Não importa, de fato, qual grupo político incendiou o parlamento paraguaio. O que nos cabe aqui refletir é porque este tipo de insurgênc...
Não importa, de fato, qual grupo político incendiou o parlamento paraguaio. O que nos cabe aqui refletir é porque este tipo de insurgência e iconoclastia nunca aconteceria no Brasil.
"O povo brasileiro é um povo ordeiro, pacífico" ou "somos cordiais", lembrando Sérgio Buarque de Holanda. As frases acima são repetidas à exaustão, sempre que se questiona o motivo da inação do povo brasileiro frente aos históricos abusos, violências e toda sorte de privações e golpes impostos pelas elites, normalmente (mas não só) na condição de "governo".
Em primeiro lugar, é preciso que se diga que o "homem cordial" de Sérgio Buarque é sempre mal interpretado. Não quer dizer "homem educado", mas - ao contrário - homem que vive a partir das ações tomadas com o coração (em oposição à racionalidade). O "homem cordial" é portanto irracional, explosivo e imprevisível. Diríamos hoje, "sanguíneo". Longe, portanto, de Sérgio Buarque servir de parte da resposta a nossa proverbial imobilidade, ele é parte do paradoxo: sanguíneos mas submissos?
Por que, então, nossa resignação contra tudo o que nos oprime e prejudica?

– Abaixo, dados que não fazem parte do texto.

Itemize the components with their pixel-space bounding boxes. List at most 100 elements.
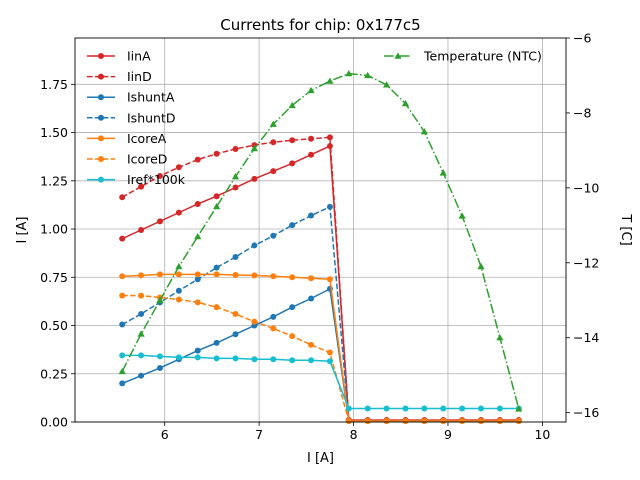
data-point-icored: [326, 349, 333, 356]
data-point-icored: [515, 418, 522, 425]
data-point-iref-100k: [364, 405, 371, 412]
data-point-iind: [194, 156, 201, 163]
y2-tick-label: −12: [573, 255, 599, 270]
legend-marker: [98, 135, 104, 142]
data-point-temperature-ntc: [326, 77, 334, 84]
data-point-icored: [308, 341, 315, 348]
legend-item-ishunta: IshuntA: [87, 90, 175, 105]
data-point-iref-100k: [459, 405, 466, 412]
series-line-temperature-ntc: [121, 72, 520, 410]
data-point-iind: [270, 139, 277, 146]
data-point-temperature-ntc: [231, 173, 240, 180]
data-point-ishuntd: [138, 310, 145, 317]
y-tick-label: 1.00: [40, 222, 68, 237]
legend-marker: [98, 94, 104, 101]
data-point-temperature-ntc: [477, 262, 485, 270]
data-point-iina: [213, 193, 220, 200]
x-tick-label: 7: [255, 427, 263, 442]
x-tick-label: 6: [161, 427, 169, 442]
data-point-icorea: [308, 275, 315, 282]
data-point-iind: [156, 172, 163, 179]
data-point-icored: [383, 418, 390, 425]
data-point-iref-100k: [213, 355, 220, 362]
data-point-iref-100k: [138, 352, 145, 359]
data-point-icored: [478, 418, 485, 425]
data-point-temperature-ntc: [194, 232, 202, 240]
data-point-icorea: [175, 271, 182, 278]
x-tick-label: 9: [444, 427, 452, 442]
series-line-iind: [121, 136, 519, 421]
y-tick-label: 1.25: [40, 173, 68, 188]
data-point-icorea: [213, 271, 220, 278]
data-point-iina: [232, 184, 239, 191]
data-point-temperature-ntc: [345, 69, 353, 77]
data-point-iina: [156, 218, 163, 225]
legend-item-iind: IinD: [87, 69, 152, 84]
data-point-ishuntd: [119, 321, 126, 328]
y2-tick-label: −8: [573, 105, 591, 120]
data-point-iina: [138, 227, 145, 233]
legend-marker: [98, 53, 104, 59]
x-tick-label: 10: [534, 427, 550, 442]
data-point-ishunta: [194, 347, 201, 354]
data-point-iref-100k: [421, 405, 428, 412]
data-point-ishuntd: [194, 276, 201, 283]
data-point-icorea: [194, 271, 201, 278]
data-point-temperature-ntc: [156, 296, 164, 303]
legend-label: IinD: [127, 69, 152, 84]
data-point-temperature-ntc: [420, 128, 428, 135]
data-point-icored: [345, 418, 352, 425]
y2-axis-label: T [C]: [618, 213, 633, 245]
data-point-ishunta: [289, 304, 296, 311]
data-point-iind: [138, 183, 145, 190]
y-axis-label: I [A]: [15, 216, 30, 243]
data-point-temperature-ntc: [269, 120, 277, 127]
data-point-icored: [213, 304, 220, 311]
data-point-icorea: [326, 276, 333, 283]
data-point-iref-100k: [232, 355, 239, 362]
data-point-iind: [232, 145, 239, 152]
series-temperature-ntc: [118, 69, 523, 412]
series-line-iina: [121, 144, 519, 421]
legend-label: IcoreA: [127, 131, 167, 146]
data-point-icorea: [156, 271, 163, 278]
legend-item-iina: IinA: [87, 49, 151, 64]
series-line-icored: [122, 294, 519, 422]
data-point-iind: [326, 134, 333, 141]
data-point-icored: [138, 292, 145, 299]
data-point-icored: [175, 296, 182, 303]
legend-left: IinA IinD IshuntA IshuntD IcoreA IcoreD Iref*1…: [87, 49, 186, 187]
data-point-iina: [270, 168, 277, 175]
data-point-ishunta: [308, 295, 315, 302]
data-point-iref-100k: [402, 405, 409, 412]
axes: 6 7 8 9 10 0.00 0.25 0.50 0.75 1.00 1.25 1.50 1.75 −1…: [40, 31, 599, 443]
legend-marker: [98, 156, 104, 162]
data-point-icorea: [289, 274, 296, 281]
y-tick-label: 1.50: [40, 125, 68, 140]
data-point-icored: [251, 318, 258, 325]
chart-title: Currents for chip: 0x177c5: [220, 16, 420, 34]
legend-item-iref-100k: Iref*100k: [87, 172, 186, 187]
legend-label: Iref*100k: [127, 172, 186, 187]
data-point-icored: [440, 418, 447, 425]
data-point-iind: [119, 194, 126, 201]
y-tick-label: 1.75: [40, 77, 68, 92]
data-point-icored: [496, 418, 503, 425]
data-point-temperature-ntc: [382, 81, 391, 88]
data-point-iina: [175, 209, 182, 216]
data-point-ishunta: [232, 331, 239, 338]
legend-item-temperature-ntc: Temperature (NTC): [384, 49, 542, 64]
data-point-iina: [289, 160, 296, 167]
legend-label: Temperature (NTC): [423, 49, 542, 64]
data-point-iref-100k: [496, 405, 503, 412]
data-point-icored: [232, 310, 239, 317]
data-point-temperature-ntc: [496, 334, 504, 341]
data-point-icored: [194, 299, 201, 306]
data-point-ishunta: [138, 372, 145, 379]
data-point-iref-100k: [119, 352, 126, 359]
legend-marker: [98, 73, 104, 80]
legend-marker: [98, 176, 104, 183]
data-point-icorea: [138, 272, 145, 279]
y-tick-label: 0.25: [40, 366, 68, 381]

A verdade é que o peso de nossa História frequentemente nos impele a manter a cabeça baixa ao invés de nos servir para levantar o olhar. As hierarquias sociais formadas na colonia mantiveram-se praticamente intactas na nossa Independência e depois na República. As diferenciações sociais se aprofundaram a tal ponto serem entendidas como "formadoras" do Brasil. Nem 1930, 1964 ou a "constituição cidadã" romperam com esta postura, ao contrário, reforçaram-na. 1930 cristaliza a ideia de que o "povo" precisa ser tutorado por "líderes benevolentes" e somente através destes é que se tem voz. 1964 forjou uma ideia de "nação" de costas para imensa maioria da população, o "povo" tinha que ser, portanto, urbano, temente a Deus, defensor da família monogâmica, heterossexual e patriarcal, reverenciar a "pátria" e odiar o "comunismo". A constituição de 1988 criou institucionalmente toda uma sorte de cidadãos de classe A (políticos, juízes, promotores, altos funcionários federais, militares e etc.) para os quais há tantos impeditivos à aplicação da lei, que não se pode dizer, no Brasil, que a Lei é para todos.

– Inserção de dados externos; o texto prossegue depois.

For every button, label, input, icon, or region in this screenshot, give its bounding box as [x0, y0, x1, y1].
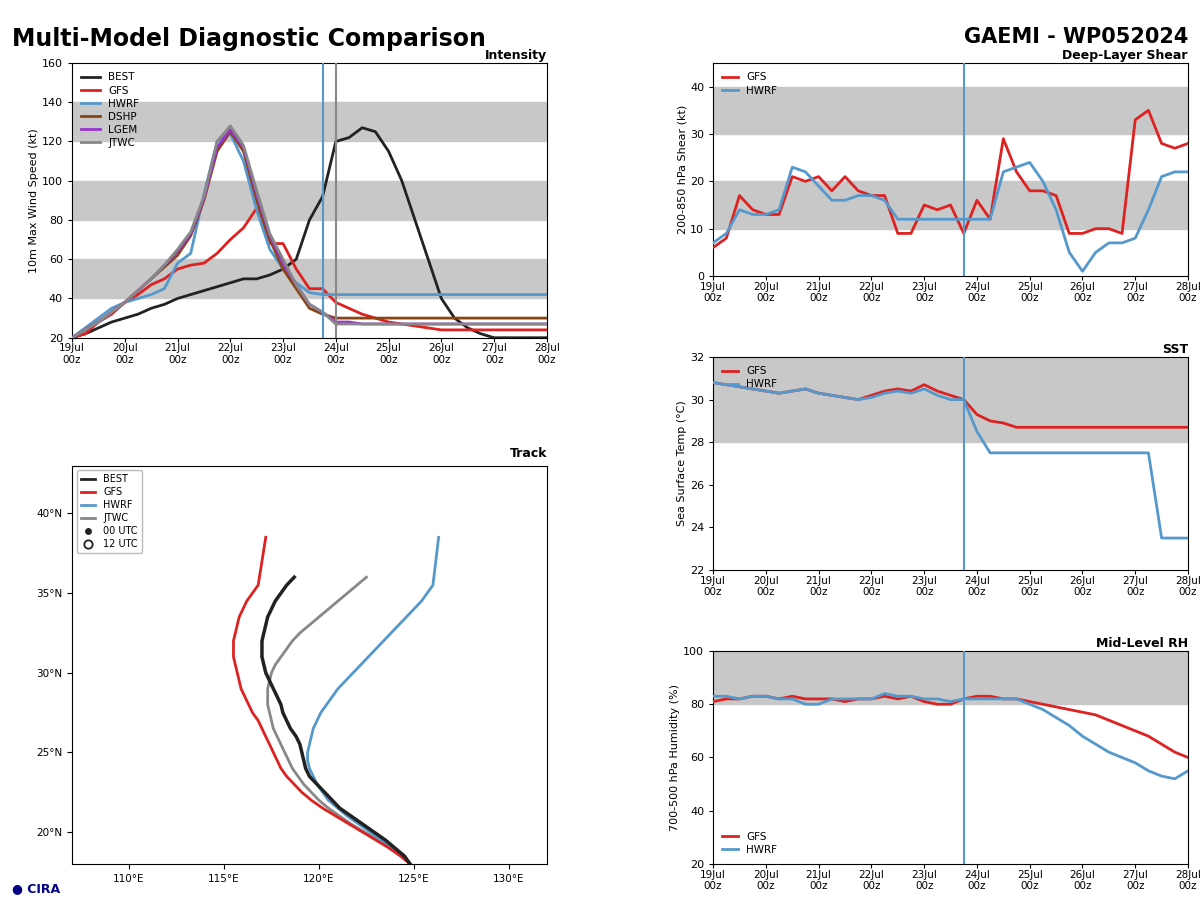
Text: GAEMI - WP052024: GAEMI - WP052024 [964, 27, 1188, 47]
Bar [713, 357, 1188, 442]
Y-axis label: Sea Surface Temp (°C): Sea Surface Temp (°C) [677, 400, 688, 526]
Legend: BEST, GFS, HWRF, DSHP, LGEM, JTWC: BEST, GFS, HWRF, DSHP, LGEM, JTWC [77, 68, 144, 152]
Bar [72, 259, 547, 299]
Y-axis label: 200-850 hPa Shear (kt): 200-850 hPa Shear (kt) [677, 105, 688, 234]
Text: Deep-Layer Shear: Deep-Layer Shear [1062, 49, 1188, 62]
Text: SST: SST [1162, 343, 1188, 356]
Bar [72, 103, 547, 141]
Bar [713, 86, 1188, 134]
Legend: GFS, HWRF: GFS, HWRF [719, 827, 781, 859]
Legend: GFS, HWRF: GFS, HWRF [719, 362, 781, 393]
Y-axis label: 10m Max Wind Speed (kt): 10m Max Wind Speed (kt) [29, 128, 40, 273]
Bar [713, 651, 1188, 704]
Text: Multi-Model Diagnostic Comparison: Multi-Model Diagnostic Comparison [12, 27, 486, 51]
Bar [713, 182, 1188, 229]
Text: Track: Track [509, 447, 547, 460]
Legend: BEST, GFS, HWRF, JTWC, 00 UTC, 12 UTC: BEST, GFS, HWRF, JTWC, 00 UTC, 12 UTC [77, 471, 142, 553]
Bar [72, 181, 547, 220]
Y-axis label: 700-500 hPa Humidity (%): 700-500 hPa Humidity (%) [671, 684, 680, 831]
Legend: GFS, HWRF: GFS, HWRF [719, 68, 781, 100]
Text: ● CIRA: ● CIRA [12, 883, 60, 896]
Text: Intensity: Intensity [485, 49, 547, 62]
Text: Mid-Level RH: Mid-Level RH [1096, 637, 1188, 650]
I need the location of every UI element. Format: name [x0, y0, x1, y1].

Durante todos séculos XIX e XX houve o fortalecimento do Estado brasileiro como um Estado essencialmente repressor. As polícias de SP e RJ, por exemplo, são responsáveis por 1/3 do total de mortes e gasta-se mais com polícia e exército no Brasil do que com quem ganha de 1 a 5 salários mínimos, proporcionalmente. Nosso Estado existe para o "law enforcement" e não para promover bem-estar social ou desenvolvimento de forma republicana.

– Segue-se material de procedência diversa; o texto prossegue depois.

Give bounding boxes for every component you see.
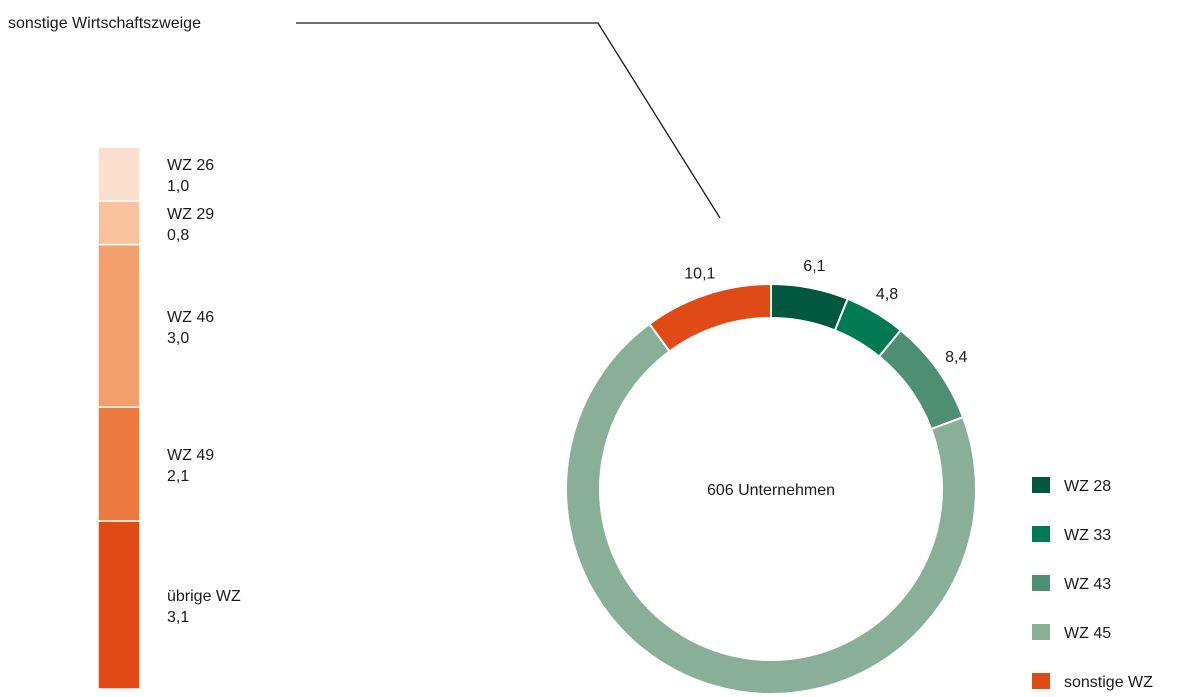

Junte-se a isto um baixo nível médio de escolaridade e uma cultura política e associativa (aos moldes de Putnam) praticamente inexistente e a resposta parece se tornar mais clara. O brasileiro não vai nem à reuniões de condomínio e foi ensinado, pela ditadura, que "futebol, religião e política não se discute". A interdição da discussão política em meio público, feita institucionalmente, fortaleceu o legado do nosso sistema político profundamente não representativo e não responsivo. Na atual legislatura, o presidente da Câmara disse, com desassombro, que o congresso não precisa ouvir o povo. Não no Brasil.
Para finalizar, some-se a este quadro um sistema de comunicação oligopolizado. Jornais e televisões no Brasil nunca tiveram por missão a informação republicana e democrática, mas o controle do que a massa consome (e como consome) destas informações. O fundador deste oligopólio disse, certa vez, que a Globo era o que era menos pelo que dizia e mais pelo que deixava de dizer. Não foram poucos os episódios centrais de nossa história que os meios de comunicação tiveram papel-chave, quase sempre não virtuoso. Pesquisas recentes quantificam o domínio da Rede Globo (sem falar em outros meios também oligopolizados), 72% de todo consumo midiático no Brasil vem pelos seus diversos canais.
O brasileiro se vangloria de sua resiliência, afinal "o bom cabrito não berra". O que deveria ser um traço negativo, o governo e nossas elites fizeram acreditar que é virtuoso. "Não pense, trabalhe" e acredite piamente que um herdeiro de famílias escravocratas pode ser um "João Trabalhador", ou que milionários e latifundiários são aptos a discutirem as leis trabalhistas ou a sua previdência.
Precisamos urgentemente queimar nossas amarras históricas e revolucionarmos-nos.